Role of estate taxes in succession planning
Estate taxes often come up when talking with business owners and other clients as they think about retirement and leaving the business. The sale of the business translates the owners’ biggest asset into cash. The dollars can be considerable and it follows that the taxes on the sale, and ultimately their estate, can likewise be substantial. Concerns about taxes are valid. Currently, the threshold for an estate tax is an estate value of $5.49 million for a single person. If married, the exemption amount of the first-to-die flows to the survivor so the total exemption is doubled to $10.98 million. Once the total estate value exceeds the respective levels, the tax rate of up to 40% kicks into effect.
The estate tax was a hot topic throughout and after the election. In the past weeks, President Trump and the Republican Party announced that they were beginning to work on their new tax plan.
This news brought a client who we will call “Joe” to mind. Joe was very excited right after the election about the prospect of the estate tax being repealed. He was pumped and confident that the death of the estate tax was just a matter of time.

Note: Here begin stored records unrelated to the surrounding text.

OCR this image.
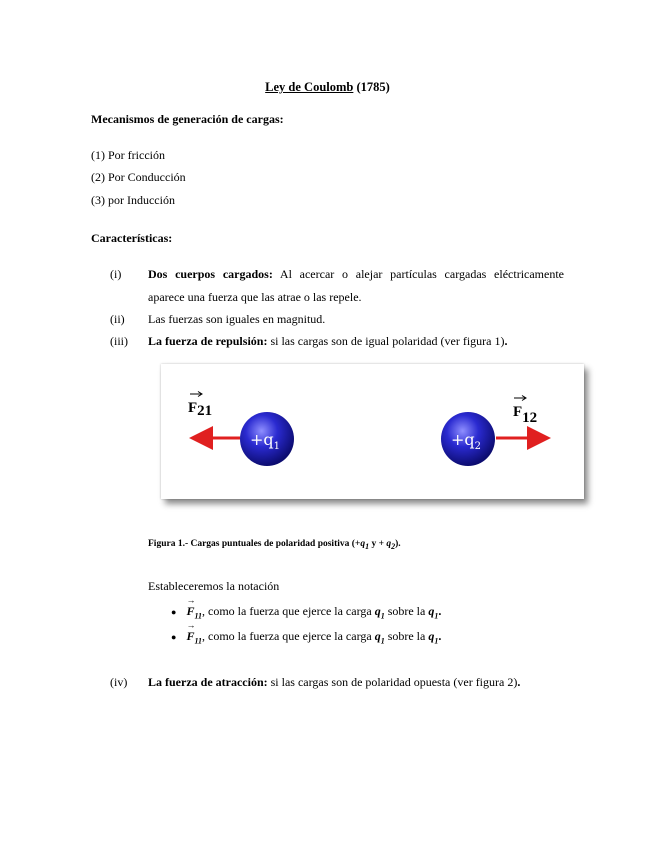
Ley de Coulomb (1785)
Mecanismos de generación de cargas:
(1) Por fricción
(2) Por Conducción
(3) por Inducción
Características:
(i) Dos cuerpos cargados: Al acercar o alejar partículas cargadas eléctricamente
aparece una fuerza que las atrae o las repele.
(ii) Las fuerzas son iguales en magnitud.
(iii) La fuerza de repulsión: si las cargas son de igual polaridad (ver figura 1).
$+q_1$	$+q_2$
F21	F12
Figura 1.- Cargas puntuales de polaridad positiva ($+q_1$ $y + q_2$).
Estableceremos la notación
● → $F_{11}$, como la fuerza que ejerce la carga $q_1$ sobre la $q_1$.
● → $F_{11}$, como la fuerza que ejerce la carga $q_1$ sobre la $q_1$.
(iv) La fuerza de atracción: si las cargas son de polaridad opuesta (ver figura 2).
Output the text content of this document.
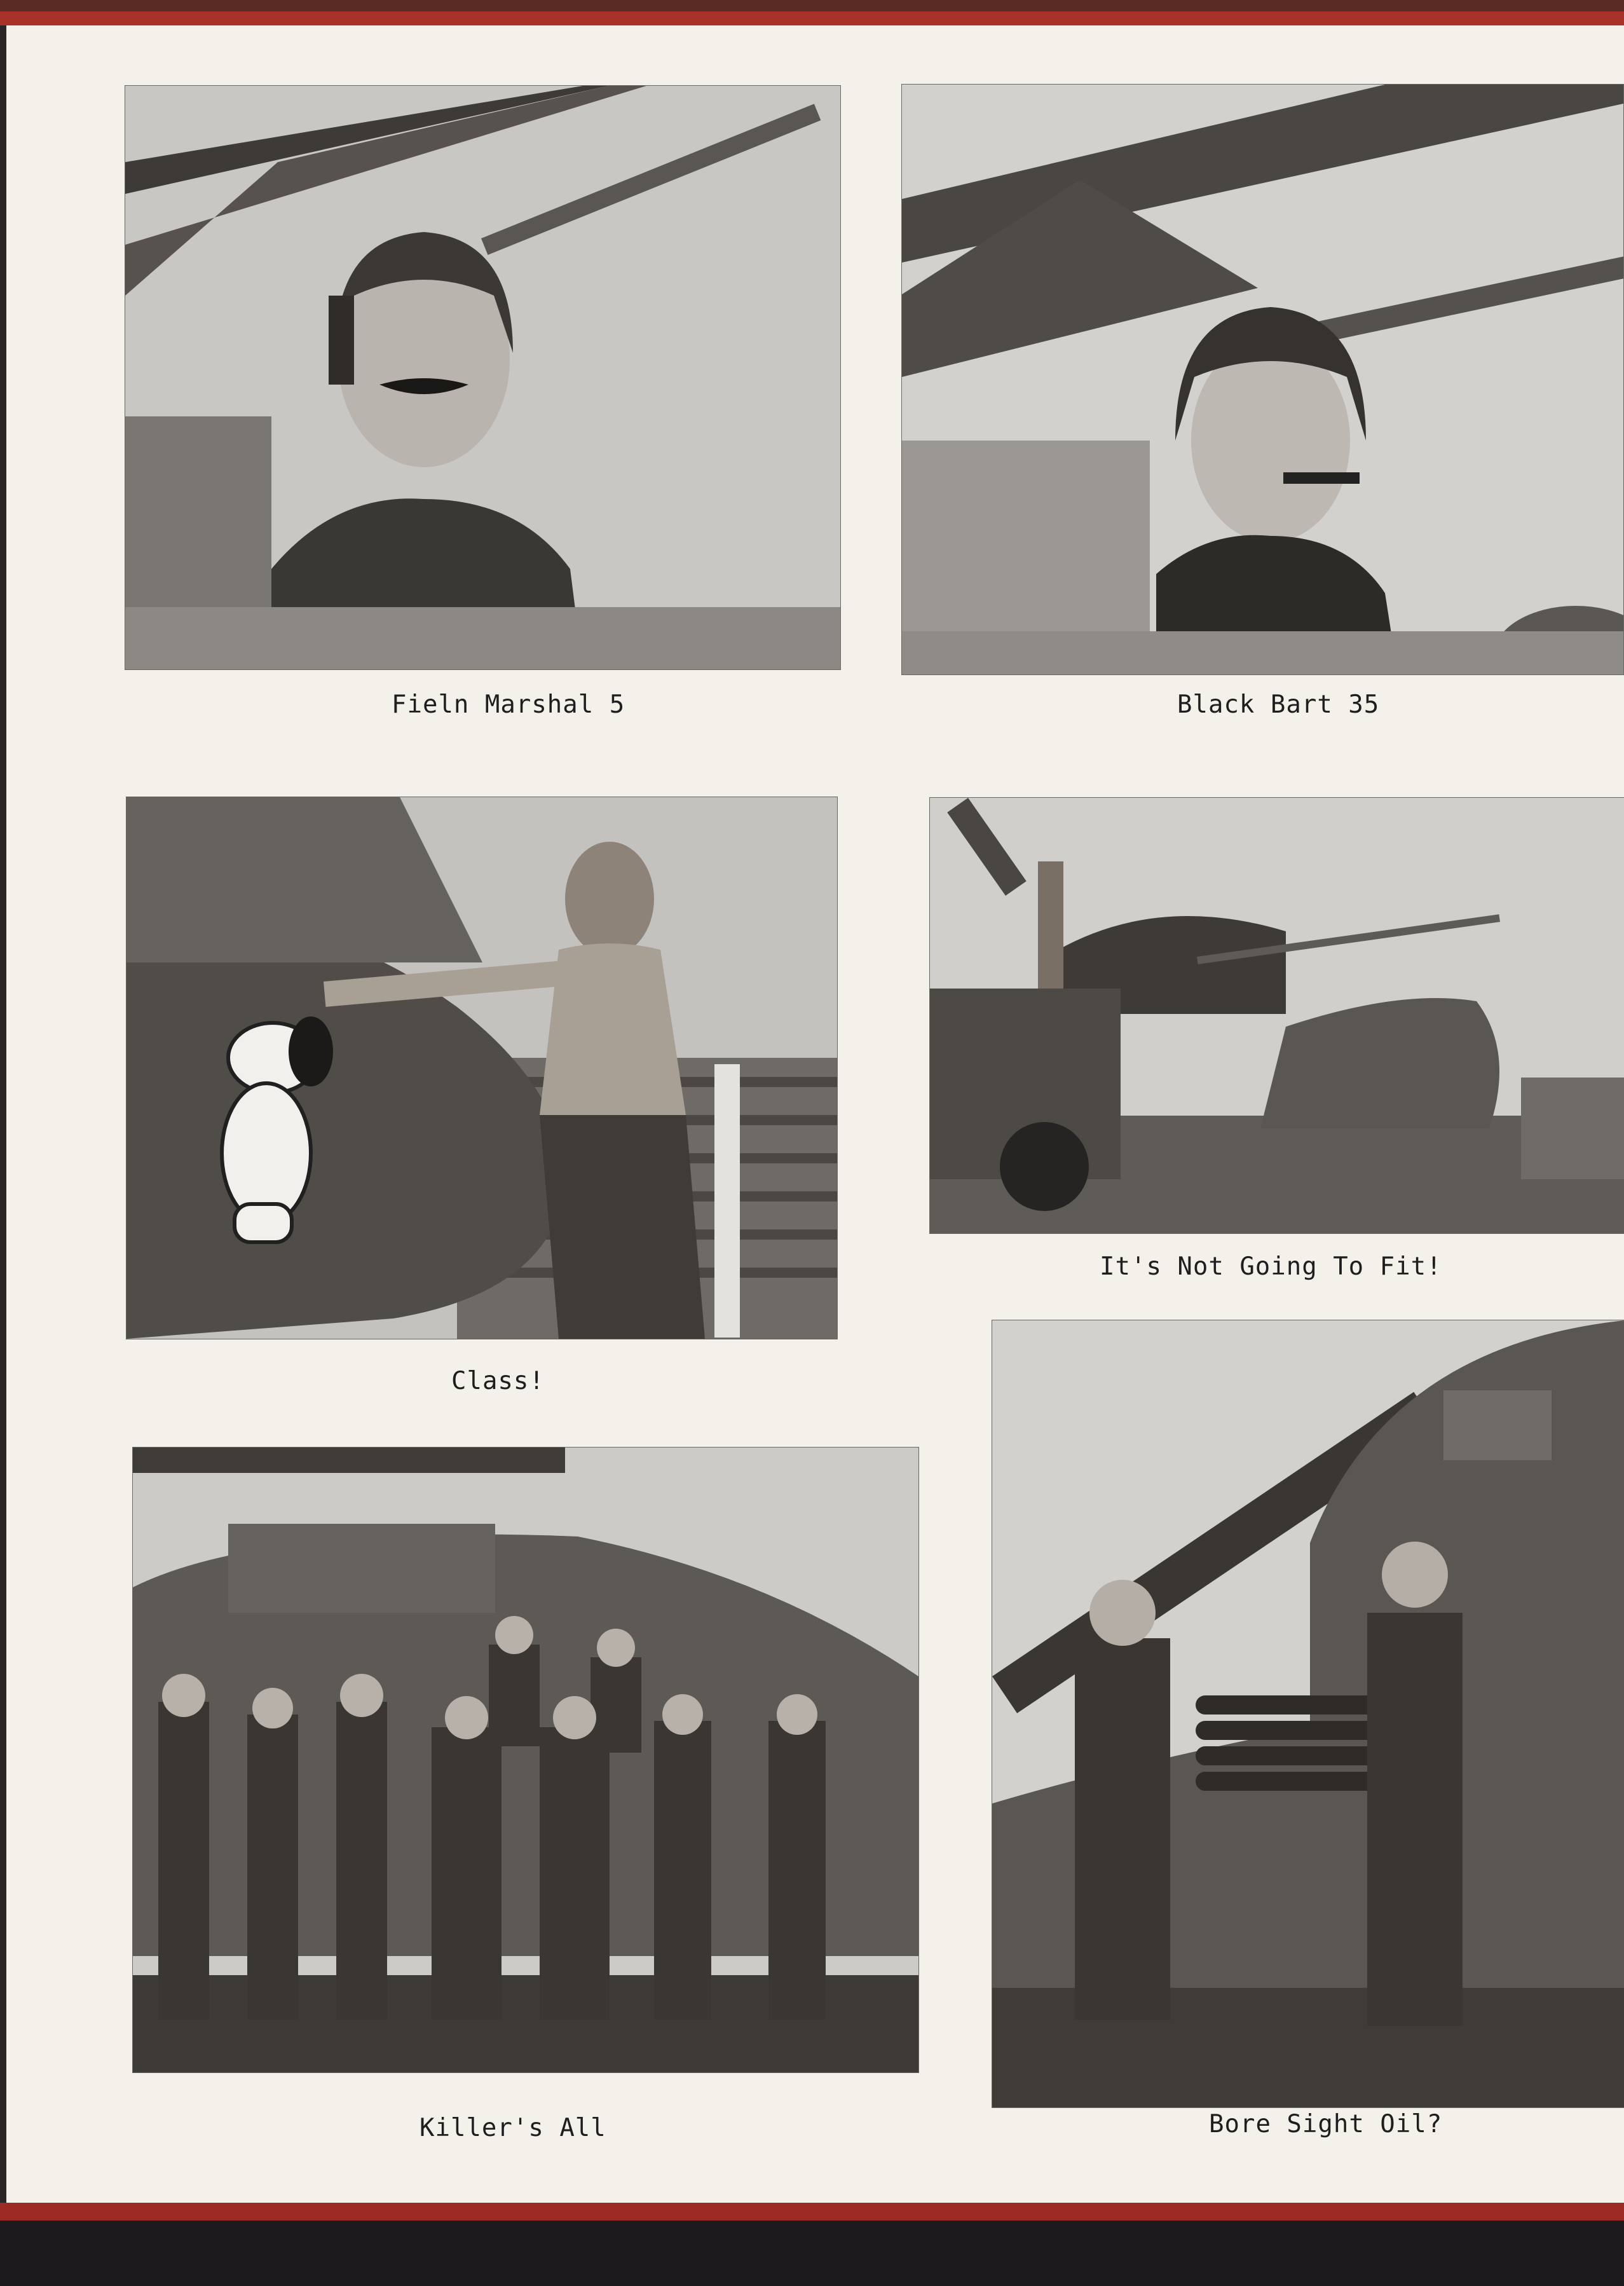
Fieln Marshal 5	Black Bart 35
Class!
It's Not Going To Fit!
Killer's All	Bore Sight Oil?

He halted all conversations about the sale of his business until legislation was passed.
For Joe, the fact that the estate tax was (theoretically) going to be repealed took care of his succession planning needs. He didn’t worry about transitioning his ownership interests because it was just going to the kids anyways. Succession planning is only equated to tax planning in his mind. Now that taxes would be gone, the need to strategize about when and how to sell the business was simplified tremendously. The conversation was now stalled.
This is a classic case of the tail wagging the dog. Joe was missing the fact that there are other elements to consider and decisions to be made, including:
- What are your true bequeathing wishes? That is, if your entire estate were liquid and net of any tax obligation, how would you like it distributed among your children and/or other heirs?
- Who should (and should not) inherit the business? What’s fair? What makes sense for the family? For the business?
- If there are multiple children, should the allocation of the business interests be equal?
- If yes, do all the children want to be shareholders? Does this create other issues or unintended consequences?
- If the business interests are not divided equally, how will they be allocated? What rationale supports this approach?
- How will the other non-business assets be distributed?
- Are there sufficient assets outside the business to allow for an equitable estate distribution to all the children? (Admittedly, this assumes you want it to be an equal split.)
- Is this articulated in the owner’s last will and testament, and supported by a current buy-sell agreement?
- Can the business or the other shareholders come up with the money to pay out the estate?
- Is the business going to have to be sold to fund the liquidity to the estate?
- Is the business in an optimum condition to be sold should the estate or family want or need to? (Far too many are not.)
The list goes on.
Like the family we talked about in my last blog, Joe has multiple generations and interests involved in his company. They have different levels of participation, vastly different priorities, and potentially damaging dynamics.
Rather than considering and integrating the above issues into his plan and discussions with his family, Joe equates succession and estate planning with minimizing estate tax. In this regard Joe, who has otherwise built a great family and wealth for them, has failed his family in a colossal way. Taxes are important, but other things — like family — are more important.
For example, have you experienced the loss of a parent or watched a loved one navigate this loss? If yes, you’ve witnessed the impact that the directives of a will can have on a family. How assets are divided delivers a resounding message to the survivors in a family. It conveys a powerful message of love and care, or creates chaos, bickering, and unresolvable hurt.
Your loved ones deserve your careful planning. Taxes are only one small piece of the equation. That’s not to say that they should not be considered. They should be and your tax advisor should be in the loop on your plans. However, pushing off your succession and estate planning just because the tax law may change is not wise.
Words of advice: Don’t wait for Washington to act. It’s up to you to act and plan for the transition of your business and your wealth in a manner that conveys the legacy that is most important to you and your family. Plan with what you know today. Act and align your plans with what is important to you and what you want for your family. Factor in tax implications but don’t let taxes drive your decisions. If pigs take wing and the estate tax goes away, your plans can be updated. Really, Joe — I promise.